Today was my first day in Camp Goz Amer, the refugee camp that we had spent 6 days trying to get to. Today was my first day in any refugee camp. It was nothing like what I expected. Actually, I didn’t quite know what to expect. I had images of what a refugee camp would look like from the “Save the Children” commercials that used to come on tv, but I had no idea about what that would look like in realty. I thought that I would feel pity and sorrow, but I didn’t. I was amazed by a group of people, who under the harshest of circumstances, were surviving. Circumstances that I’m pretty sure that I would not last through! We saw the “old” refugees who had been there “temporarily” for ten years. Their huts, made out of grass and sticks, were arranged in what I would call neighborhoods. Many were surrounded by homemade fences, arranged by families and/or tribes. There was a local marketplace, where produce, fabric and other items were sold.
As we rode by, some adults stopped to look, and others went about their business of gathering wood, water, or doing what they do on a daily basis. Some stopped to look, some smiled, and some waved. The children had one of two reactions. Intense curiosity or fear.

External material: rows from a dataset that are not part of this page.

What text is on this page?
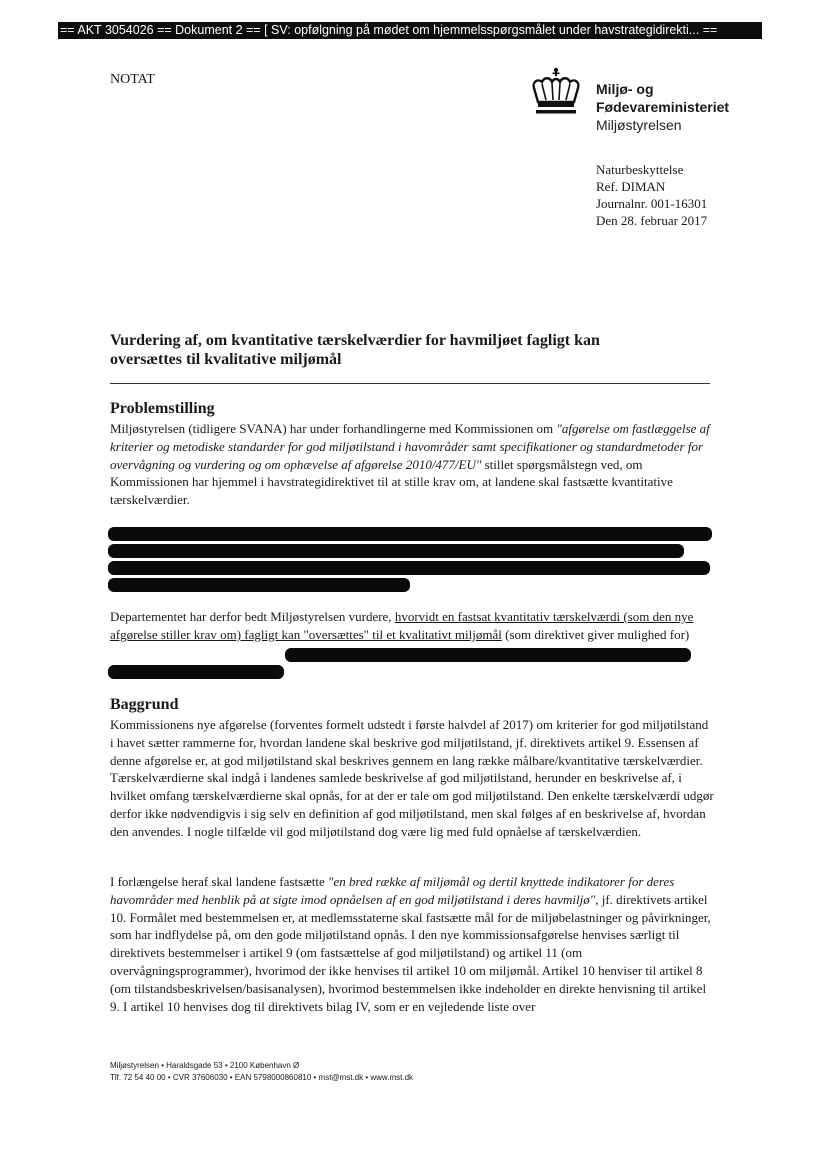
== AKT 3054026 == Dokument 2 == [ SV: opfølgning på mødet om hjemmelsspørgsmålet under havstrategidirekti... ==
NOTAT
Miljø- og
Fødevareministeriet
Miljøstyrelsen
Naturbeskyttelse
Ref. DIMAN
Journalnr. 001-16301
Den 28. februar 2017
Vurdering af, om kvantitative tærskelværdier for havmiljøet fagligt kan oversættes til kvalitative miljømål
Problemstilling

Miljøstyrelsen (tidligere SVANA) har under forhandlingerne med Kommissionen om "afgørelse om fastlæggelse af kriterier og metodiske standarder for god miljøtilstand i havområder samt specifikationer og standardmetoder for overvågning og vurdering og om ophævelse af afgørelse 2010/477/EU" stillet spørgsmålstegn ved, om Kommissionen har hjemmel i havstrategidirektivet til at stille krav om, at landene skal fastsætte kvantitative tærskelværdier.

Departementet har derfor bedt Miljøstyrelsen vurdere, hvorvidt en fastsat kvantitativ tærskelværdi (som den nye afgørelse stiller krav om) fagligt kan "oversættes" til et kvalitativt miljømål (som direktivet giver mulighed for)

Baggrund

Kommissionens nye afgørelse (forventes formelt udstedt i første halvdel af 2017) om kriterier for god miljøtilstand i havet sætter rammerne for, hvordan landene skal beskrive god miljøtilstand, jf. direktivets artikel 9. Essensen af denne afgørelse er, at god miljøtilstand skal beskrives gennem en lang række målbare/kvantitative tærskelværdier. Tærskelværdierne skal indgå i landenes samlede beskrivelse af god miljøtilstand, herunder en beskrivelse af, i hvilket omfang tærskelværdierne skal opnås, for at der er tale om god miljøtilstand. Den enkelte tærskelværdi udgør derfor ikke nødvendigvis i sig selv en definition af god miljøtilstand, men skal følges af en beskrivelse af, hvordan den anvendes. I nogle tilfælde vil god miljøtilstand dog være lig med fuld opnåelse af tærskelværdien.

I forlængelse heraf skal landene fastsætte "en bred række af miljømål og dertil knyttede indikatorer for deres havområder med henblik på at sigte imod opnåelsen af en god miljøtilstand i deres havmiljø", jf. direktivets artikel 10. Formålet med bestemmelsen er, at medlemsstaterne skal fastsætte mål for de miljøbelastninger og påvirkninger, som har indflydelse på, om den gode miljøtilstand opnås. I den nye kommissionsafgørelse henvises særligt til direktivets bestemmelser i artikel 9 (om fastsættelse af god miljøtilstand) og artikel 11 (om overvågningsprogrammer), hvorimod der ikke henvises til artikel 10 om miljømål. Artikel 10 henviser til artikel 8 (om tilstandsbeskrivelsen/basisanalysen), hvorimod bestemmelsen ikke indeholder en direkte henvisning til artikel 9. I artikel 10 henvises dog til direktivets bilag IV, som er en vejledende liste over

Miljøstyrelsen • Haraldsgade 53 • 2100 København Ø
Tlf. 72 54 40 00 • CVR 37606030 • EAN 5798000860810 • mst@mst.dk • www.mst.dk
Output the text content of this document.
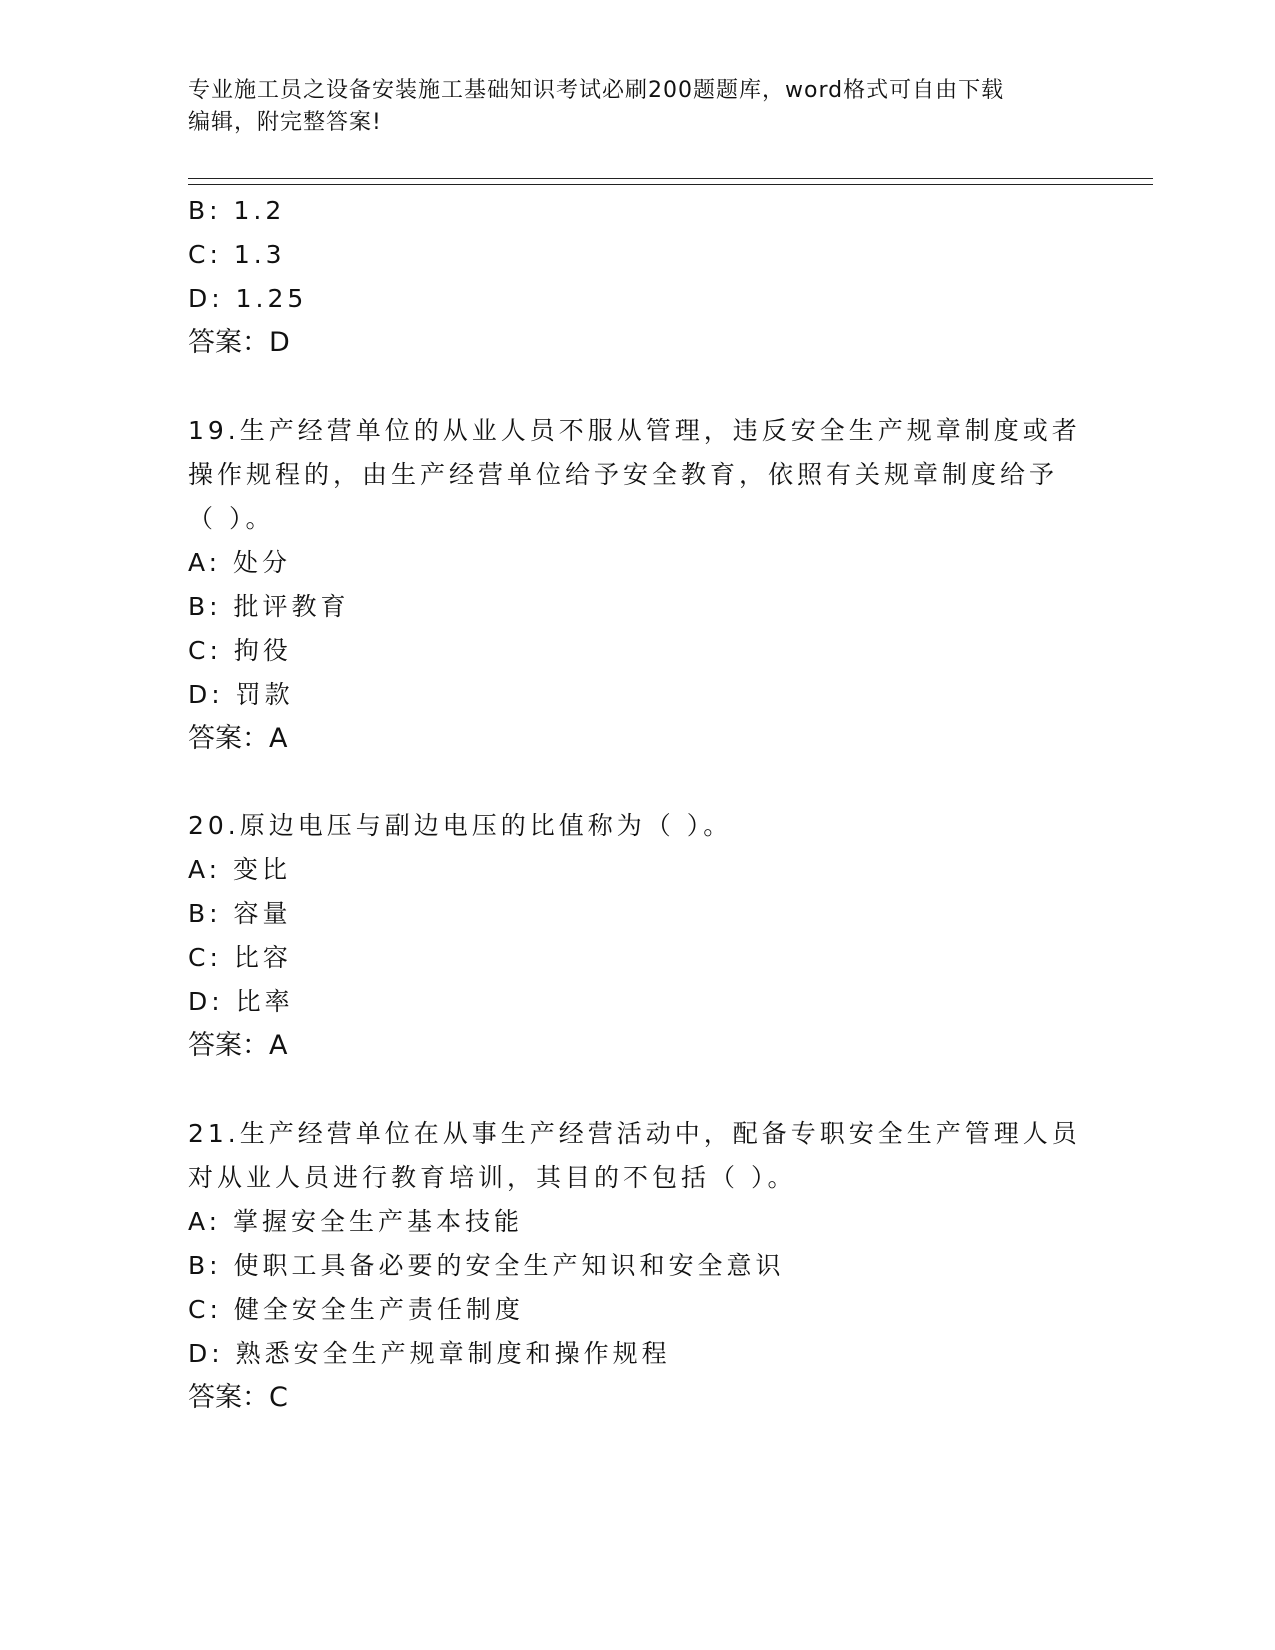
专业施工员之设备安装施工基础知识考试必刷200题题库，word格式可自由下载
编辑，附完整答案!
B: 1.2
C: 1.3
D: 1.25
答案：D
19.生产经营单位的从业人员不服从管理，违反安全生产规章制度或者
操作规程的，由生产经营单位给予安全教育，依照有关规章制度给予
（ ）。
A: 处分
B: 批评教育
C: 拘役
D: 罚款
答案：A
20.原边电压与副边电压的比值称为（ ）。
A: 变比
B: 容量
C: 比容
D: 比率
答案：A
21.生产经营单位在从事生产经营活动中，配备专职安全生产管理人员
对从业人员进行教育培训，其目的不包括（ ）。
A: 掌握安全生产基本技能
B: 使职工具备必要的安全生产知识和安全意识
C: 健全安全生产责任制度
D: 熟悉安全生产规章制度和操作规程
答案：C
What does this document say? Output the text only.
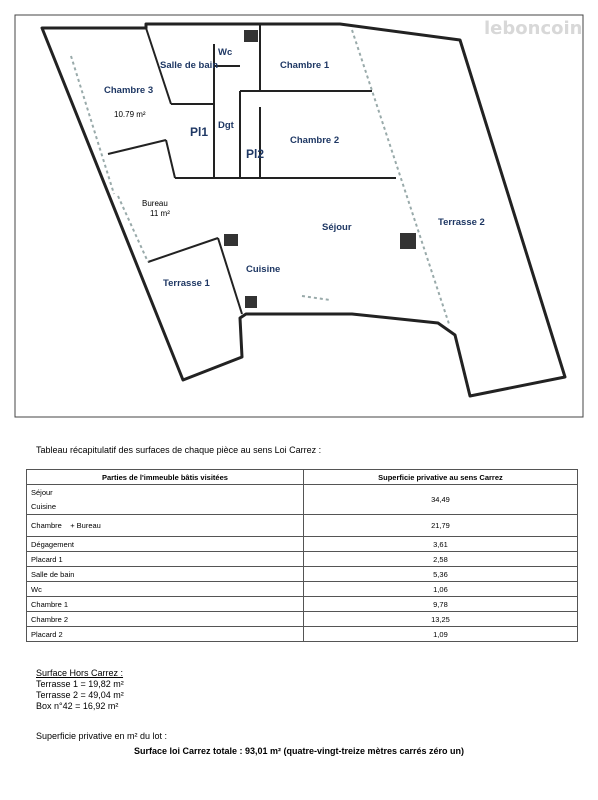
leboncoin
Chambre 3
10.79 m²
Salle de bain
Wc
Chambre 1
Dgt
Pl1
Pl2
Chambre 2
Bureau
11 m²
Séjour	Terrasse 2
Cuisine
Terrasse 1
Tableau récapitulatif des surfaces de chaque pièce au sens Loi Carrez :
Parties de l'immeuble bâtis visitées	Superficie privative au sens Carrez

Séjour
Cuisine	34,49
Chambre + Bureau	21,79
Dégagement	3,61
Placard 1	2,58
Salle de bain	5,36
Wc	1,06
Chambre 1	9,78
Chambre 2	13,25
Placard 2	1,09
Surface Hors Carrez :
Terrasse 1 = 19,82 m²
Terrasse 2 = 49,04 m²
Box n°42 = 16,92 m²
Superficie privative en m² du lot :
Surface loi Carrez totale : 93,01 m² (quatre-vingt-treize mètres carrés zéro un)
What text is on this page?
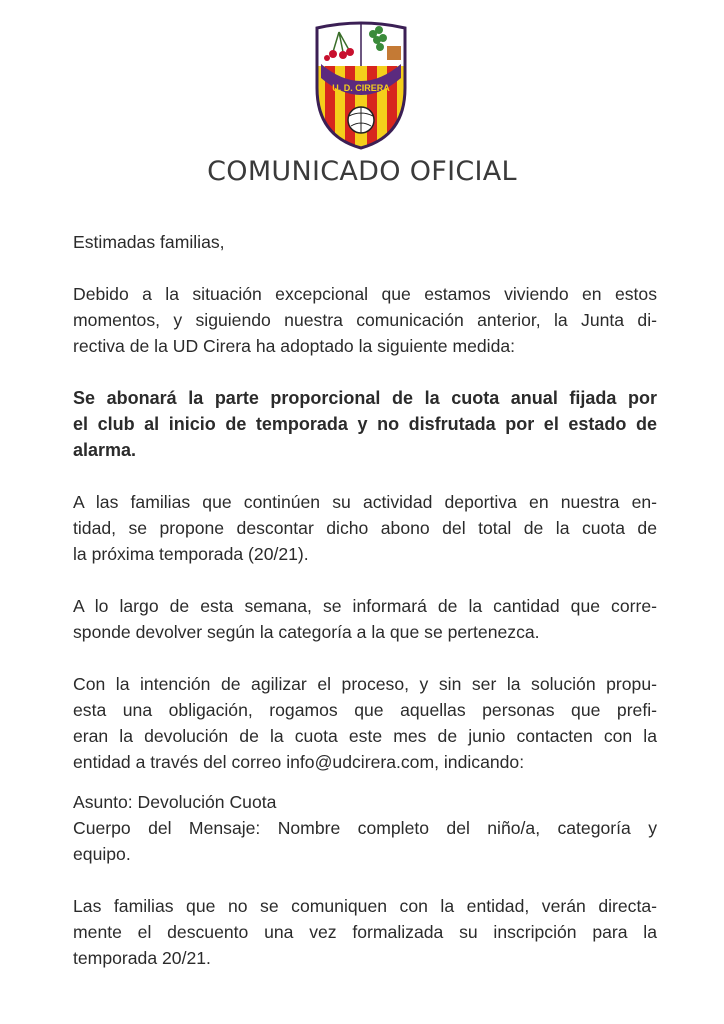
U. D. CIRERA
COMUNICADO OFICIAL
Estimadas familias,
Debido a la situación excepcional que estamos viviendo en estos
momentos, y siguiendo nuestra comunicación anterior, la Junta di-
rectiva de la UD Cirera ha adoptado la siguiente medida:
Se abonará la parte proporcional de la cuota anual fijada por
el club al inicio de temporada y no disfrutada por el estado de
alarma.
A las familias que continúen su actividad deportiva en nuestra en-
tidad, se propone descontar dicho abono del total de la cuota de
la próxima temporada (20/21).
A lo largo de esta semana, se informará de la cantidad que corre-
sponde devolver según la categoría a la que se pertenezca.
Con la intención de agilizar el proceso, y sin ser la solución propu-
esta una obligación, rogamos que aquellas personas que prefi-
eran la devolución de la cuota este mes de junio contacten con la
entidad a través del correo info@udcirera.com, indicando:
Asunto: Devolución Cuota
Cuerpo del Mensaje: Nombre completo del niño/a, categoría y
equipo.
Las familias que no se comuniquen con la entidad, verán directa-
mente el descuento una vez formalizada su inscripción para la
temporada 20/21.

We also went to the new refugee section. These people had just arrived, about 2 months ago, and the environment was vastly different. There were no visible (at least to me) neighborhoods, fences or communities. Trees were not growing like they were in the old refugee area and the people looked exhausted. They had just fled their homes, two months prior, escaping death, mourning the loss of many family members who did not escape, and leaving the only home that they knew. I didn’t feel sorrow, but anger that the genocide of an entire people is still occurring and outrage from the world community has not happened. I ask myself why is this happening. I don’t have the answer.